By: By Father Dominic Garramone, OSB

Thirtieth Sunday in Ordinary Time, Oct. 26

Exodus 22:20-26; Psalm 18:2-3,3-4,47,51; 1 Thessalonians 1:5c-10; Matthew 22:34-40

At first glance, Jesus’ answer to the scribe in today’s Gospel is deceptively simple: “You shall love the Lord, your God, with all your heart, with all your soul, and with all your mind,” he says, quoting Deuteronomy 6:5. None of his opponents can object to his answer, as its source is one of the key passages of the Hebrew Scriptures.
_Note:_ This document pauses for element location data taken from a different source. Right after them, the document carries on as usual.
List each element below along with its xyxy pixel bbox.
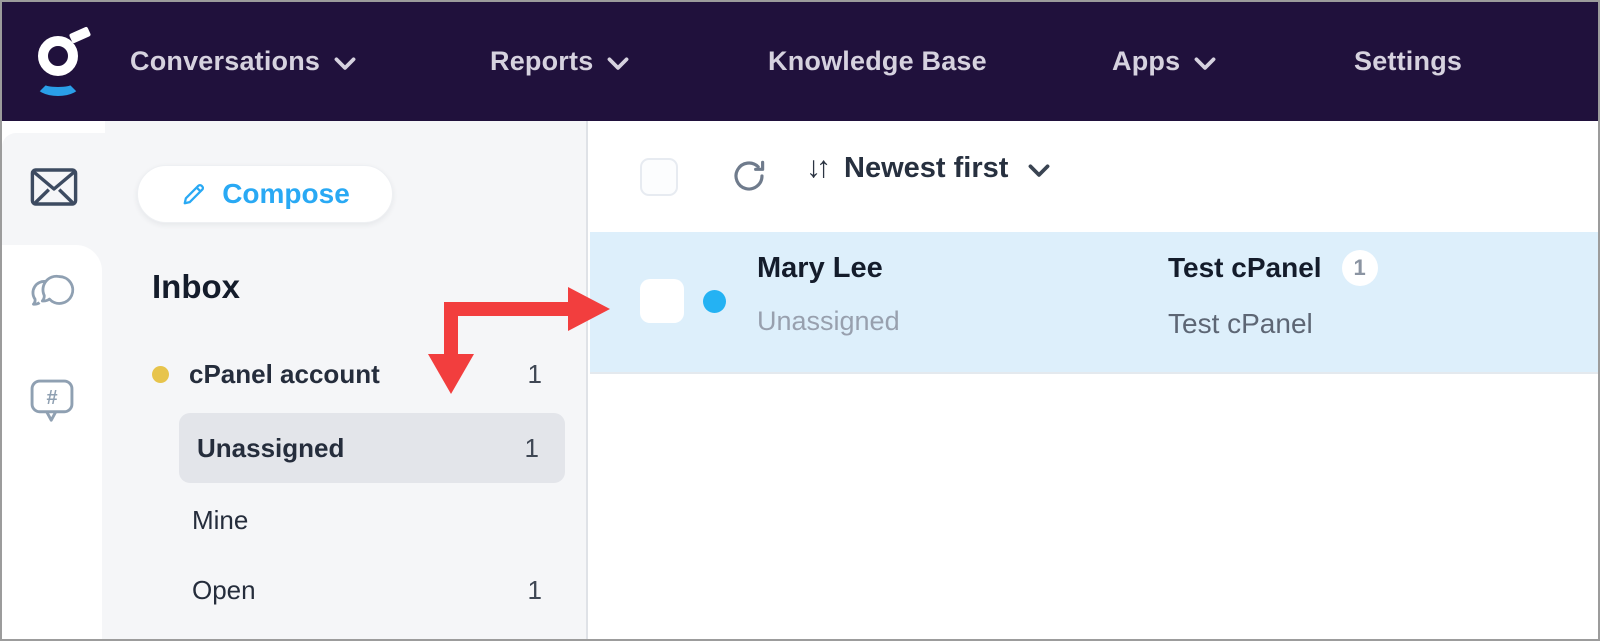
conversation-sender: Mary Lee — [757, 252, 883, 284]
conversation-list: ↓↑ Newest first Mary Lee Unassigned Test… — [590, 121, 1598, 639]
folder-count: 1 — [527, 358, 542, 389]
select-all-checkbox[interactable] — [640, 158, 678, 196]
folder-count: 1 — [524, 432, 539, 463]
list-toolbar: ↓↑ Newest first — [590, 121, 1598, 232]
annotation-arrow-right-head — [568, 287, 610, 331]
sort-label: Newest first — [844, 151, 1009, 184]
svg-text:#: # — [46, 387, 57, 409]
folder-status-dot — [152, 365, 169, 383]
message-count-badge: 1 — [1341, 250, 1378, 286]
logo-smile — [35, 72, 81, 96]
conversation-subject: Test cPanel — [1168, 252, 1322, 283]
conversation-status: Unassigned — [757, 306, 900, 336]
chevron-down-icon — [334, 56, 356, 70]
groove-logo-icon[interactable] — [32, 26, 96, 98]
nav-knowledge-base[interactable]: Knowledge Base — [768, 2, 987, 121]
inbox-sidebar: Compose Inbox cPanel account 1 Unassigne… — [105, 121, 588, 639]
nav-settings-label: Settings — [1354, 46, 1463, 76]
nav-conversations-label: Conversations — [130, 46, 321, 76]
annotation-arrow-down-head — [428, 354, 474, 394]
folder-count: 1 — [527, 574, 542, 605]
sidebar-item-unassigned[interactable]: Unassigned 1 — [179, 413, 565, 483]
nav-conversations[interactable]: Conversations — [130, 2, 356, 121]
folder-label: Unassigned — [197, 432, 345, 463]
folder-label: cPanel account — [189, 358, 380, 389]
nav-reports-label: Reports — [490, 46, 594, 76]
nav-reports[interactable]: Reports — [490, 2, 629, 121]
chevron-down-icon — [1028, 163, 1050, 177]
folder-label: Mine — [192, 504, 249, 535]
nav-knowledge-base-label: Knowledge Base — [768, 46, 987, 76]
chevron-down-icon — [607, 56, 629, 70]
rail-card — [2, 245, 102, 639]
nav-apps[interactable]: Apps — [1112, 2, 1216, 121]
annotation-arrow-horizontal — [444, 302, 574, 316]
pencil-icon — [183, 183, 205, 204]
social-channel-icon[interactable]: # — [29, 377, 75, 425]
refresh-icon[interactable] — [730, 157, 768, 195]
channel-rail: # — [2, 121, 105, 639]
sidebar-item-cpanel-account[interactable]: cPanel account 1 — [152, 351, 568, 397]
row-checkbox[interactable] — [640, 279, 684, 323]
compose-label: Compose — [222, 178, 350, 209]
sidebar-item-mine[interactable]: Mine — [152, 497, 568, 543]
sidebar-item-open[interactable]: Open 1 — [152, 567, 568, 613]
email-channel-icon[interactable] — [30, 167, 78, 207]
conversation-row[interactable]: Mary Lee Unassigned Test cPanel 1 Test c… — [590, 232, 1598, 374]
sort-arrows-icon: ↓↑ — [806, 151, 831, 184]
nav-apps-label: Apps — [1112, 46, 1181, 76]
sort-dropdown[interactable]: ↓↑ Newest first — [806, 151, 1050, 185]
live-chat-channel-icon[interactable] — [28, 271, 78, 319]
top-navigation: Conversations Reports Knowledge Base App… — [2, 2, 1598, 121]
unread-dot — [703, 290, 726, 313]
compose-button[interactable]: Compose — [137, 165, 393, 223]
nav-settings[interactable]: Settings — [1354, 2, 1462, 121]
chevron-down-icon — [1194, 56, 1216, 70]
inbox-heading: Inbox — [152, 268, 240, 305]
logo-ring — [38, 36, 78, 76]
conversation-preview: Test cPanel — [1168, 308, 1313, 339]
folder-label: Open — [192, 574, 256, 605]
Then he adds, as if it were an afterthought, “Love your neighbor as yourself.”

Simple, right?

I don’t know about you, but I’d be happy if I could do even one of these things for more than a few minutes at a time. Wouldn’t it be a wonderful thing to spend a whole day loving God with one’s whole heart, so that no created thing could attract you? To have an hour immersed in a union with God so profound that it excludes every other reality from one’s soul? To be able to pray with one’s mind fixed on God, without distraction, for even 20 minutes? And love my neighbor as myself? First thing in the morning, I’m not even sure I love myself all that much, let alone anybody else.

But God is pleased with our efforts, however feeble the results. We might compare ourselves to a baby taking her first steps: the mother holds the child up, the father kneels about a foot away, the baby takes a first tentative step, a wobbly second, and then falls forward, giggling hysterically, into the delighted father’s arms. The video camera comes out! All the relatives are called! The date is circled on the family calendar! All for a few baby steps.
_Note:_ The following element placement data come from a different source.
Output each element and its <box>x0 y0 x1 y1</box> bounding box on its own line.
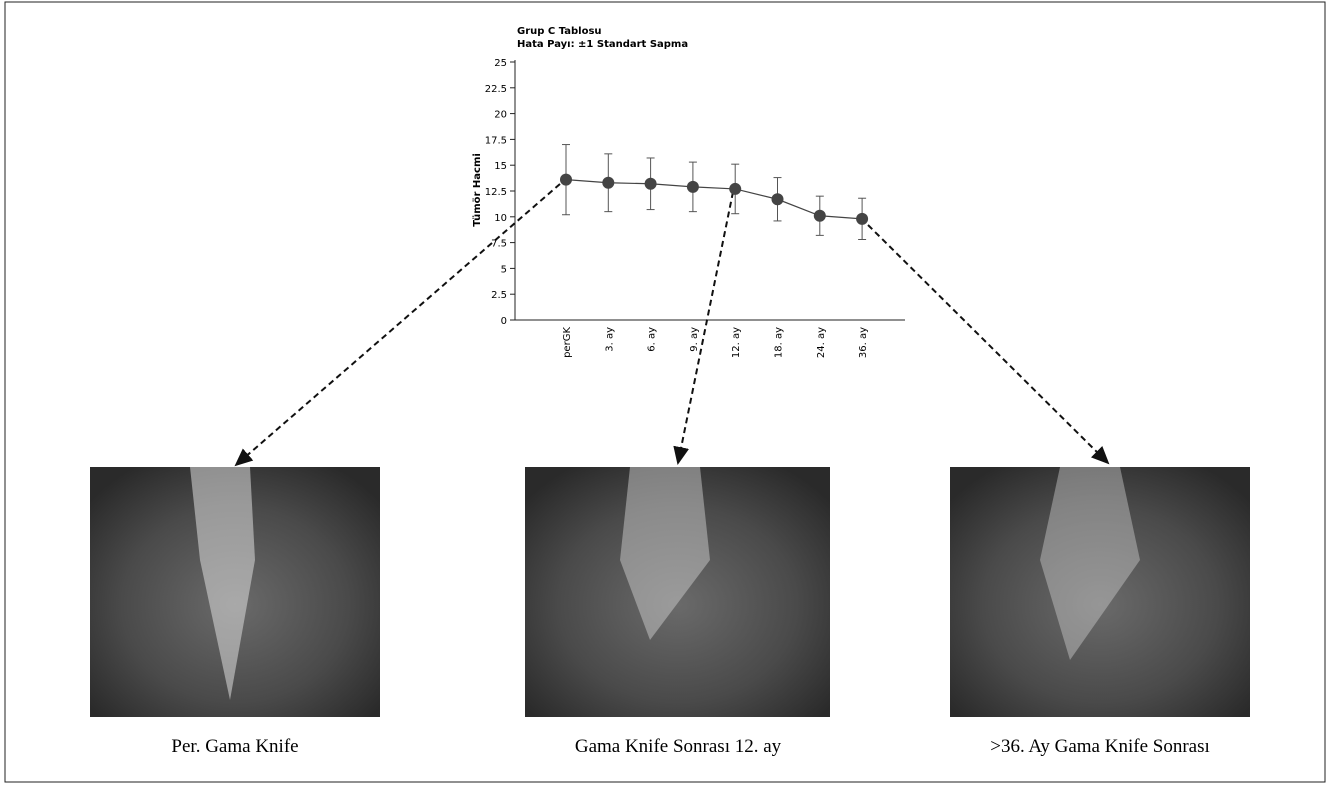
y-tick-label: 12.5 <box>485 187 507 198</box>
data-point <box>772 193 784 205</box>
x-tick-label: 18. ay <box>774 327 785 358</box>
y-tick-label: 0 <box>501 316 507 327</box>
x-tick-label: 3. ay <box>604 327 615 352</box>
data-point <box>814 210 826 222</box>
data-point <box>560 174 572 186</box>
data-point <box>602 177 614 189</box>
y-tick-label: 22.5 <box>485 84 507 95</box>
figure: Grup C Tablosu Hata Payı: ±1 Standart Sa… <box>0 0 1330 787</box>
pointer-arrow <box>236 184 560 465</box>
image-caption: >36. Ay Gama Knife Sonrası <box>990 736 1210 757</box>
y-tick-label: 7.5 <box>491 239 507 250</box>
pointer-arrow <box>678 192 733 463</box>
y-tick-label: 5 <box>501 264 507 275</box>
x-tick-label: perGK <box>562 327 573 358</box>
y-tick-label: 15 <box>494 161 507 172</box>
image-caption: Gama Knife Sonrası 12. ay <box>575 736 782 757</box>
pointer-arrow <box>868 225 1108 463</box>
y-tick-label: 20 <box>494 110 507 121</box>
y-axis-label: Tümör Hacmi <box>472 153 483 227</box>
images <box>90 467 1250 717</box>
y-tick-label: 2.5 <box>491 290 507 301</box>
data-point <box>687 181 699 193</box>
y-tick-label: 25 <box>494 58 507 69</box>
chart-title: Grup C Tablosu <box>517 26 602 37</box>
image-caption: Per. Gama Knife <box>171 736 298 757</box>
x-tick-label: 6. ay <box>647 327 658 352</box>
data-point <box>729 183 741 195</box>
y-tick-label: 10 <box>494 213 507 224</box>
x-tick-label: 36. ay <box>858 327 869 358</box>
x-tick-label: 9. ay <box>689 327 700 352</box>
chart-subtitle: Hata Payı: ±1 Standart Sapma <box>517 39 688 50</box>
y-tick-label: 17.5 <box>485 135 507 146</box>
data-point <box>645 178 657 190</box>
x-tick-label: 24. ay <box>816 327 827 358</box>
x-tick-label: 12. ay <box>731 327 742 358</box>
data-point <box>856 213 868 225</box>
But like any loving parent, God is pleased with our baby steps toward a mature faith, but not satisfied. After the baby steps, parents want to see their child walk, then run, to learn to skip and to dance and to spin in a circle until he falls down breathless with laughter. In the same way, God wants us to “walk in God’s ways” (Psalm 119:3) to “run in the path of the commandments” (cf. Ps 119:32) and to “praise his name with dancing” (Psalm 149:3).
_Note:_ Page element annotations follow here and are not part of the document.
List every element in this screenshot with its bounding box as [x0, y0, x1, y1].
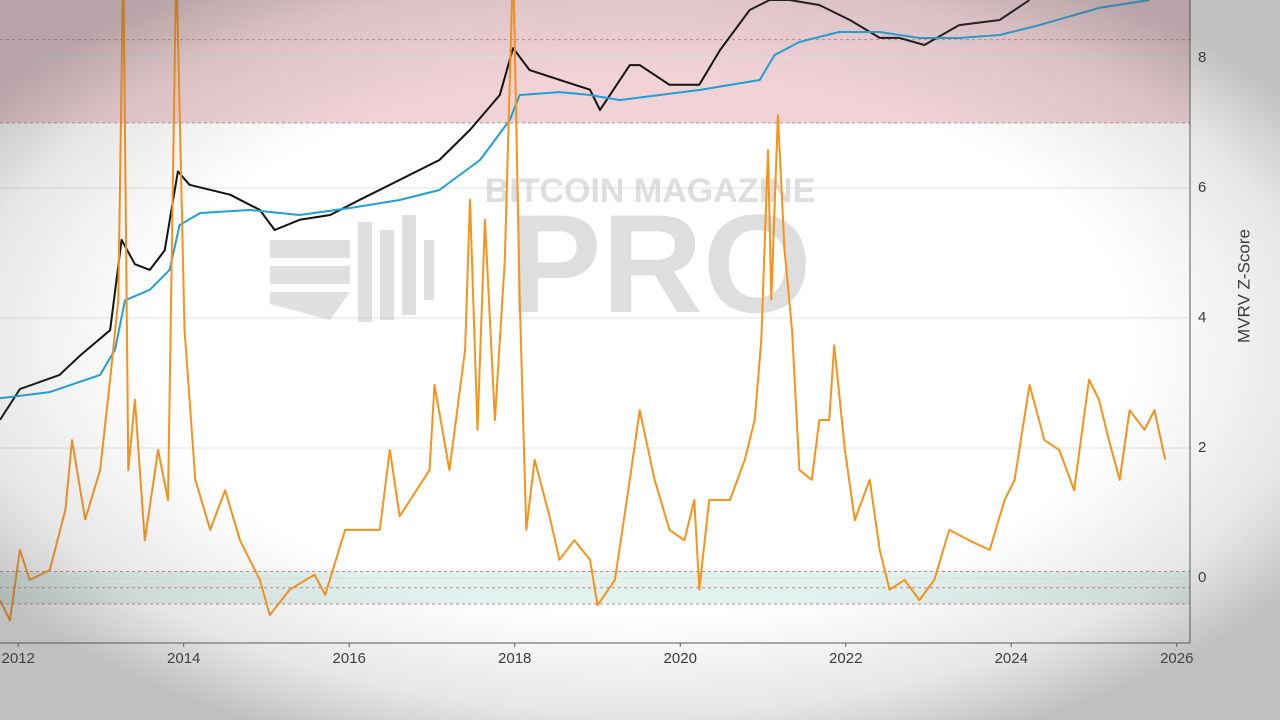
x-tick-label: 2026: [1160, 650, 1193, 667]
x-tick-label: 2014: [167, 650, 200, 667]
y-tick-label: 0: [1198, 569, 1206, 586]
series-line: [0, 0, 1150, 400]
x-tick-label: 2012: [2, 650, 35, 667]
series-line: [0, 0, 1031, 421]
y-tick-label: 8: [1198, 49, 1206, 66]
watermark-pro: PRO: [508, 185, 811, 342]
watermark-logo: [270, 215, 434, 322]
x-tick-label: 2018: [498, 650, 531, 667]
y-tick-label: 6: [1198, 179, 1206, 196]
x-tick-label: 2024: [995, 650, 1028, 667]
y-axis-title: MVRV Z-Score: [1234, 229, 1253, 343]
watermark-title: BITCOIN MAGAZINE: [485, 172, 816, 210]
series-line: [0, 0, 1167, 622]
y-tick-label: 2: [1198, 439, 1206, 456]
x-tick-label: 2022: [829, 650, 862, 667]
watermark: BITCOIN MAGAZINE PRO: [270, 172, 815, 342]
x-tick-label: 2020: [664, 650, 697, 667]
x-tick-label: 2016: [333, 650, 366, 667]
y-tick-label: 4: [1198, 309, 1206, 326]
And just like parents hope their child earns a report card that says, “Plays well with others,” God desires that we live and work and play in loving communion with our neighbors, near and far.

Using similar imagery, the prologue of the Rule of Saint Benedict concludes with an expression of profound encouragement that applies not only to monastics but to all Christians:

“Do not be daunted immediately by fear and run away from the road that leads to salvation. It is bound to be narrow at the outside. But as we progress in this way of life and in faith, we shall run on the path of God’s commandments, our hearts overflowing with the inexpressible delight of love. Never swerving from his instructions, then, but faithfully observing his teaching . . . until death, we shall through patience share in the sufferings of Christ, that we may deserve also to share in his kingdom. Amen.”

Father Dominic Garramone, OSB, heads the religion department and serves as drama director at St. Bede Academy in Peru. He is also subprior at St. Bede Abbey.